John Davey

Personal information
- Full name: John Philip Davey
- National team: Great Britain
- Born: 29 December 1964 (age 61) Middleton, England
- Height: 1.72 m (5 ft 8 in)
- Weight: 70 kg (150 lb; 11 st)

Sport
- Sport: Swimming
- Strokes: Freestyle, medley
- Club: Aquabears
- College team: University of Iowa (US)

Medal record
Men's swimming
Representing England
Commonwealth Games
| Silver medal – second place | 1982 Brisbane | 4×200 m freestyle |
| Bronze medal – third place | 1982 Brisbane | 400 m freestyle |
| Bronze medal – third place | 1982 Brisbane | 400 m medley |
| Bronze medal – third place | 1986 Edinburgh | 4×200 m freestyle |

= John Davey (swimmer) =

British swimmer (born 1964)

John Philip Davey (born 29 December 1964) is an English former competition swimmer.

==Swimming career==
He swam for Great Britain in the Olympics and later became a collegiate head coach in the United States. He competed at the Summer Olympics in 1988 in Seoul, South Korea, and in 1992 in Barcelona, Spain.

At the 1982 Commonwealth Games in Brisbane, Australia, representing England he earned a silver medal as a member of the second-place English men's team in the 4x200-metre freestyle relay. Individually, he won bronze medals in both the 400-metre freestyle and 400-metre individual medley. Four years later at the 1986 Commonwealth Games in Edinburgh, he won another bronze medal as part of the English men's team in the 4x200-metre freestyle relay. He represented England at a third Games when competing in the freestyle and individual medley events, at the 1990 Commonwealth Games in Auckland, New Zealand.
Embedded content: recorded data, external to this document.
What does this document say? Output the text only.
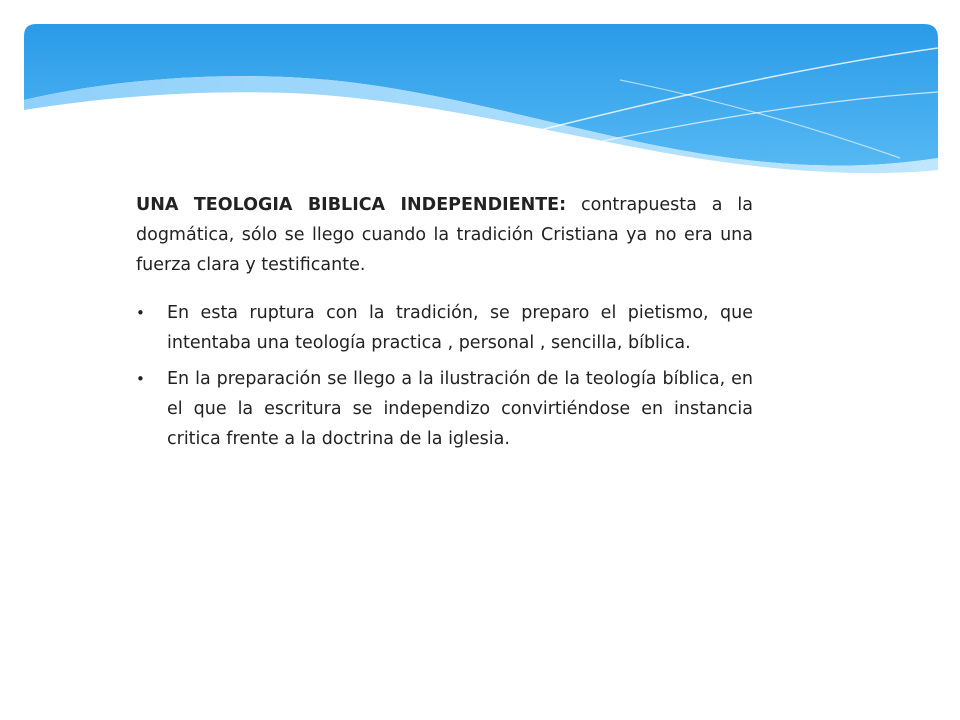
UNA TEOLOGIA BIBLICA INDEPENDIENTE: contrapuesta a la dogmática, sólo se llego cuando la tradición Cristiana ya no era una fuerza clara y testificante.

• En esta ruptura con la tradición, se preparo el pietismo, que intentaba una teología practica , personal , sencilla, bíblica.
• En la preparación se llego a la ilustración de la teología bíblica, en el que la escritura se independizo convirtiéndose en instancia critica frente a la doctrina de la iglesia.
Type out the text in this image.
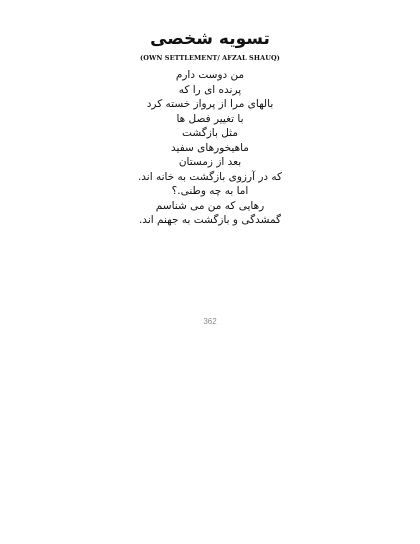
تسویه شخصی
(OWN SETTLEMENT/ AFZAL SHAUQ)
من دوست دارم
پرنده ای را که
بالهای مرا از پرواز خسته کرد
با تغییر فصل ها
مثل بازگشت
ماهیخورهای سفید
بعد از زمستان
که در آرزوی بازگشت به خانه اند.
اما به چه وطنی.؟
رهایی که من می شناسم
گمشدگی و بازگشت به جهنم اند.
362
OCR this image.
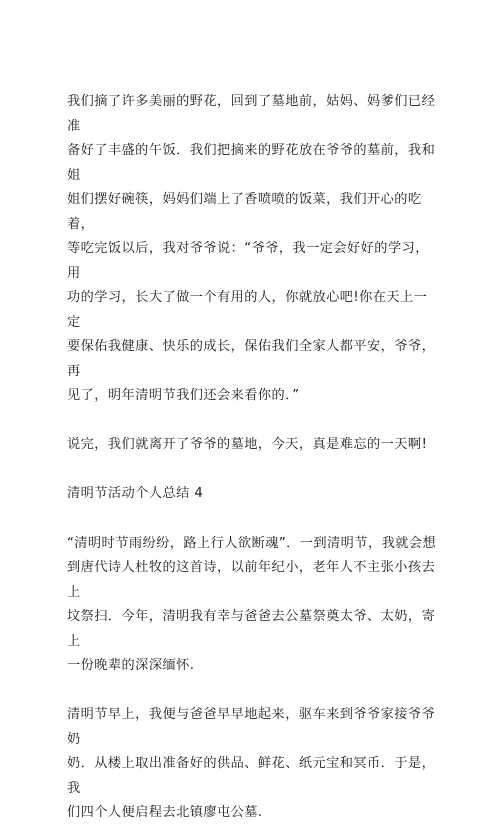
我们摘了许多美丽的野花，回到了墓地前，姑妈、妈爹们已经准
备好了丰盛的午饭．我们把摘来的野花放在爷爷的墓前，我和姐
姐们摆好碗筷，妈妈们端上了香喷喷的饭菜，我们开心的吃着，
等吃完饭以后，我对爷爷说：“爷爷，我一定会好好的学习，用
功的学习，长大了做一个有用的人，你就放心吧!你在天上一定
要保佑我健康、快乐的成长，保佑我们全家人都平安，爷爷，再
见了，明年清明节我们还会来看你的．”

说完，我们就离开了爷爷的墓地，今天，真是难忘的一天啊!

清明节活动个人总结 4

“清明时节雨纷纷，路上行人欲断魂”．一到清明节，我就会想
到唐代诗人杜牧的这首诗，以前年纪小，老年人不主张小孩去上
坟祭扫．今年，清明我有幸与爸爸去公墓祭奠太爷、太奶，寄上
一份晚辈的深深缅怀.

清明节早上，我便与爸爸早早地起来，驱车来到爷爷家接爷爷奶
奶．从楼上取出准备好的供品、鲜花、纸元宝和冥币．于是，我
们四个人便启程去北镇廖屯公墓.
He is a two times winner of the ASA National British Championships 200 metres freestyle in 1982 and 1984 and was the 400 metres freestyle champion in 1983 and 1984. He was also the ASA National British Championships 100 metres backstroke champion in 1984 and 200 metres backstroke champion three times in 1983, 1984 and 1987 and 200 metres medley champion in 1991 and 1992 and the 400 metres medley champion in 1983, 1986, 1987 and 1988.

Davey received an athletic scholarship to attend the University of Iowa, in Iowa City, Iowa, United States, where he competed for the Iowa Hawkeyes swimming and diving team from 1985 to 1989. He was a ten-time champion in Big Ten Conference competition, and received ten All-American honors as a Hawkeye swimmer.

==Coaching==
He graduated from the university with a bachelor's degree in exercise science in 1989. Between 1991 and 1992 he was an assistant swim coach at Ohio State University (US) and the head coach at the University of Wisconsin–Madison (US) from 1992 to 1994. Between 1998 and 2004, he was the head coach of the Iowa Hawkeyes swimming and diving team at his alma mater, the University of Iowa. In 1999, he was inducted into the University of Iowa Athletics Hall of Fame. He later would resign the Iowa head coach position in the middle of the season, due to violating NCAA's eligibility rules. He now lives in Des Moines, Iowa.